2016News

Savings not going to boost productive sectors

In his Argentarium column in Diario Libre, economic analyst Alejandro Fernandez comments that the three leading productive sectors of the Dominican economy n manufacturing, construction and agriculture n barely received RD$4.3 billion in financing in 2015.

He compares this to the consumer, motor vehicles and housing, and banking sectors that received 12 times more, or RD$50.9 billion. He says that according to Central Bank figures there was RD$2.9 billion less for farming and RD$7 billion in motor vehicle financing in the year, which was much more than the total for manufacturing of RD$6.7 billion.

The government itself, including the Central Bank, also benefited from loans and bond placements for RD$83.2 billion. “In other words, in 2015 the productive sector received barely 5% of what the Dominican government received,” he expressed with concern.
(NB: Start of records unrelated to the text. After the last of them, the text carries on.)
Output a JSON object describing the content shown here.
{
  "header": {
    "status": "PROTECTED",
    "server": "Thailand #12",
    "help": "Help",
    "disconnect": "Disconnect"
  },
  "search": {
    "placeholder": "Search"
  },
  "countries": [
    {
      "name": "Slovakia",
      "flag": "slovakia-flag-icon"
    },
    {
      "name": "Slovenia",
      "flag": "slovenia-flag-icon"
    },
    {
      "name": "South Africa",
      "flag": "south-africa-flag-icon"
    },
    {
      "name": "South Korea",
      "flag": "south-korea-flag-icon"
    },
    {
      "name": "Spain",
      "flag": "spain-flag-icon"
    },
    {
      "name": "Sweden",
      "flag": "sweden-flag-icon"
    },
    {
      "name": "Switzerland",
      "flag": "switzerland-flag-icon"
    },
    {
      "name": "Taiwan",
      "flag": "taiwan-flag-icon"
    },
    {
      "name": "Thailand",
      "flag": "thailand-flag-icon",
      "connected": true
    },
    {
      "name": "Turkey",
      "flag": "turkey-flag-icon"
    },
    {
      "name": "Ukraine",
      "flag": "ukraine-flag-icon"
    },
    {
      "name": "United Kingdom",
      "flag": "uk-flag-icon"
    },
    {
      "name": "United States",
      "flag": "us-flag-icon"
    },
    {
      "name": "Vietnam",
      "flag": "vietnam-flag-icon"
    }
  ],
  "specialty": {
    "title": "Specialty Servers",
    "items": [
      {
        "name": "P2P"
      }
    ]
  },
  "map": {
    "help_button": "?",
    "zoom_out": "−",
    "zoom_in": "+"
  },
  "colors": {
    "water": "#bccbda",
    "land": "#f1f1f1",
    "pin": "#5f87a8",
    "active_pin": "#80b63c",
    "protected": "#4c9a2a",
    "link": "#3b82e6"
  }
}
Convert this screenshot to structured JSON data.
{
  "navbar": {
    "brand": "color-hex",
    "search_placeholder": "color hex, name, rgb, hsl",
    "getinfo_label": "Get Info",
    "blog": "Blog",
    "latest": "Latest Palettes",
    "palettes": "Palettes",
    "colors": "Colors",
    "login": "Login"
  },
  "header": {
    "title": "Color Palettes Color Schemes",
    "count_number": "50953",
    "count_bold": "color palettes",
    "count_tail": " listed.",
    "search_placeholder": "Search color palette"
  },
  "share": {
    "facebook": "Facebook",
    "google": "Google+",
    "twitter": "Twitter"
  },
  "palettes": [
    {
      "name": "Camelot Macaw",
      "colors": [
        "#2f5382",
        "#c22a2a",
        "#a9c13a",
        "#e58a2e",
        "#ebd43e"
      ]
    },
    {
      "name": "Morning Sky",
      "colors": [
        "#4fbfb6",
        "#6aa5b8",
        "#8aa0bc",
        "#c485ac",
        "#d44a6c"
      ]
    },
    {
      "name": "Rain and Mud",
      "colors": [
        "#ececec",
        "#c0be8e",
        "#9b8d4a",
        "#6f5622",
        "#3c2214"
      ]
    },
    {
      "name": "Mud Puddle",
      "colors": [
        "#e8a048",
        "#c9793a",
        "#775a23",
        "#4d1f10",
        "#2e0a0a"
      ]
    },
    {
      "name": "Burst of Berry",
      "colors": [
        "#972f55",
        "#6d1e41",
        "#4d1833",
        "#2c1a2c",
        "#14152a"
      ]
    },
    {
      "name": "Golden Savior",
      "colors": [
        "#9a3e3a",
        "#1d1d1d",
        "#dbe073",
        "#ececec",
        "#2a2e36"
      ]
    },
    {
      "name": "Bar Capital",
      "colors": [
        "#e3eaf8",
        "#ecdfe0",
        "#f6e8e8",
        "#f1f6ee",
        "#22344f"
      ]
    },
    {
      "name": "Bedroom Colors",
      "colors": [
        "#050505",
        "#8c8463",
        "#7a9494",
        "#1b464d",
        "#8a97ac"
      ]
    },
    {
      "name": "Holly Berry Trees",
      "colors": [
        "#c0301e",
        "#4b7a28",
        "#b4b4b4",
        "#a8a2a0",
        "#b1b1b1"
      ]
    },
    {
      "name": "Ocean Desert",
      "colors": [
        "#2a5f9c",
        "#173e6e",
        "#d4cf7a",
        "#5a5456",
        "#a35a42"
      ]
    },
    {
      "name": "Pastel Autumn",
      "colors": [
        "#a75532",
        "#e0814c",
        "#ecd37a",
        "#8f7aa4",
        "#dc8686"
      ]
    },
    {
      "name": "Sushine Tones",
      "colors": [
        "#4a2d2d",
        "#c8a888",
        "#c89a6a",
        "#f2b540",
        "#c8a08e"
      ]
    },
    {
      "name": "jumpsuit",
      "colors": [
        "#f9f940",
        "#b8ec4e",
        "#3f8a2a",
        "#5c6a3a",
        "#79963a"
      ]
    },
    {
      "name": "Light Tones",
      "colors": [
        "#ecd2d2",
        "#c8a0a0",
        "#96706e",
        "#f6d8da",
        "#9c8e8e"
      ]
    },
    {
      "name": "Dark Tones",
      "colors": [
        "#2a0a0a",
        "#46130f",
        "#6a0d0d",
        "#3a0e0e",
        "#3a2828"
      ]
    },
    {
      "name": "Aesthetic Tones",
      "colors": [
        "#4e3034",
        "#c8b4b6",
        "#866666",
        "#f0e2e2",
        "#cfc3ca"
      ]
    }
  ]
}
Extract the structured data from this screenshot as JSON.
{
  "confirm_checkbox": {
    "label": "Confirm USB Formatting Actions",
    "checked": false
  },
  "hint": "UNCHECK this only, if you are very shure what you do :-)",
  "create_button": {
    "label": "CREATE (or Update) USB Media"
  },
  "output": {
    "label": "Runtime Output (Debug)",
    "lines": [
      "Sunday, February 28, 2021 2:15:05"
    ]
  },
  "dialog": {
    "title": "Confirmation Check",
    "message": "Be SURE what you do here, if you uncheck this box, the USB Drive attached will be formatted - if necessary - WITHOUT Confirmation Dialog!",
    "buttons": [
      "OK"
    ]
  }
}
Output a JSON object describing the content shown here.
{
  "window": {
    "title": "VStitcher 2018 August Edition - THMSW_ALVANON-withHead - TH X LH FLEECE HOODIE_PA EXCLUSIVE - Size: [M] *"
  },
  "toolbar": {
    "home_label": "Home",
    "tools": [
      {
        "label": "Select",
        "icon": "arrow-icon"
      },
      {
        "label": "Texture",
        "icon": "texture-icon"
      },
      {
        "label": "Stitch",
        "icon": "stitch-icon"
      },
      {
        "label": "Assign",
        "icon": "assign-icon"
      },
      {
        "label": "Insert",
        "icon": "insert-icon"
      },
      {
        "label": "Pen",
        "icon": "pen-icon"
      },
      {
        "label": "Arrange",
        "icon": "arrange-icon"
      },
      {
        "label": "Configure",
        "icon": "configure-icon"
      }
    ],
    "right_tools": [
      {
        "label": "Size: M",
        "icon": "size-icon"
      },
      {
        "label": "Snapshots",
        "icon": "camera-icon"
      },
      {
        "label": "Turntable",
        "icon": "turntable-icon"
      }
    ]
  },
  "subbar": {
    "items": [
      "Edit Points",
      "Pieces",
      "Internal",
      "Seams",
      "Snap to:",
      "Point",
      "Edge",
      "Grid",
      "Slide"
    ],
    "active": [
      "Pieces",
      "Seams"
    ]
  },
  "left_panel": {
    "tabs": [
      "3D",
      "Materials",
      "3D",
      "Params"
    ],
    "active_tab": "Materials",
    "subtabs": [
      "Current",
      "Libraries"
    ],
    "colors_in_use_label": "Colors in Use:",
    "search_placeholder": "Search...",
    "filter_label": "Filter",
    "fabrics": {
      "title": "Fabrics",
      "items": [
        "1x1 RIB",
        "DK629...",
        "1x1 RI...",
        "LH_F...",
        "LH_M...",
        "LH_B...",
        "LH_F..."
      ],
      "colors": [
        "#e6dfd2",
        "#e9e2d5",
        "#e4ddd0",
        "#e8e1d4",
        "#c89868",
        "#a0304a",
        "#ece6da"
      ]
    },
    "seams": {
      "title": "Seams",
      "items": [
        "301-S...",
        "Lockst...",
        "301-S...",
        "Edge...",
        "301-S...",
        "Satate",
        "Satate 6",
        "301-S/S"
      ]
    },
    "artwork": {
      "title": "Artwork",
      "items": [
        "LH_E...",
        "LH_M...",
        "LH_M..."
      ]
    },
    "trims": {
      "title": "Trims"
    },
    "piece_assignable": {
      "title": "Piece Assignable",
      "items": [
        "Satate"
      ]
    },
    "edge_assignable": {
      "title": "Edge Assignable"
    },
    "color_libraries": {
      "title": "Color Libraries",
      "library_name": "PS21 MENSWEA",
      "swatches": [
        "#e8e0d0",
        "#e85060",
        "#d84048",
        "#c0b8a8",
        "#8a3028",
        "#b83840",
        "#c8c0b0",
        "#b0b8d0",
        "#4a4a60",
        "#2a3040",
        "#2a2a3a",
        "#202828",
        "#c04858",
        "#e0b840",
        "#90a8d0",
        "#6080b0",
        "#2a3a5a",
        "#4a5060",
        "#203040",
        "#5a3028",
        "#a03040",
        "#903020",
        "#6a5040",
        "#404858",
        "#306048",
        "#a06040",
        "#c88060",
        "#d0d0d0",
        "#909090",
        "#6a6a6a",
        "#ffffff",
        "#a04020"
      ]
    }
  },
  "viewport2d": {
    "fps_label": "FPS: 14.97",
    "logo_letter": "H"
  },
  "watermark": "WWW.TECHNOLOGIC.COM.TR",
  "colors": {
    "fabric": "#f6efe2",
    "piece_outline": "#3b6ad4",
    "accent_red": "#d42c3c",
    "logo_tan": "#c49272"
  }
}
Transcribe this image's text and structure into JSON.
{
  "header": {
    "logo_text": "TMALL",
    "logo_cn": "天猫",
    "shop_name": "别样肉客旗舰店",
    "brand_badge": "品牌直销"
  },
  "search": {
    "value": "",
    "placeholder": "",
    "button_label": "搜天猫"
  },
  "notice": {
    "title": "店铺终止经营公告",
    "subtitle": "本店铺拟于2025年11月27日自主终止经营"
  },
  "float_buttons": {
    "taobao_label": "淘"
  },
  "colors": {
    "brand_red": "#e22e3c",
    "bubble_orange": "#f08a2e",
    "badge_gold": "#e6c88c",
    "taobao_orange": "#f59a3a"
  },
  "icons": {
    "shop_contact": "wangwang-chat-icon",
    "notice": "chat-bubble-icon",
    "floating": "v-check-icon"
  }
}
He observes that even construction, the most dynamic sector with an 18% growth in 2015, received only RD$394 million more in 2015 than in 2014. He said the dynamism of the construction sector could be attributed to the boom in central government construction projects.

Fernandez expresses concern that in the last months of 2015 there was a significant increase in bank credit to the public sector reaching RD$90 billion in loans, without mentioning investments in government bonds. He mentioned that official statistics show that there was an increase of 90% or RD$42.7 billion to the public sector, while private credit to households and companies barely increased 12.7% to RD$89.8 billion.

He observes that it is not bad to finance imports, housing and the government, but what is missing is a balance when national savings are applied to the unmet needs to make the real economy more productive, sustainable and competitive.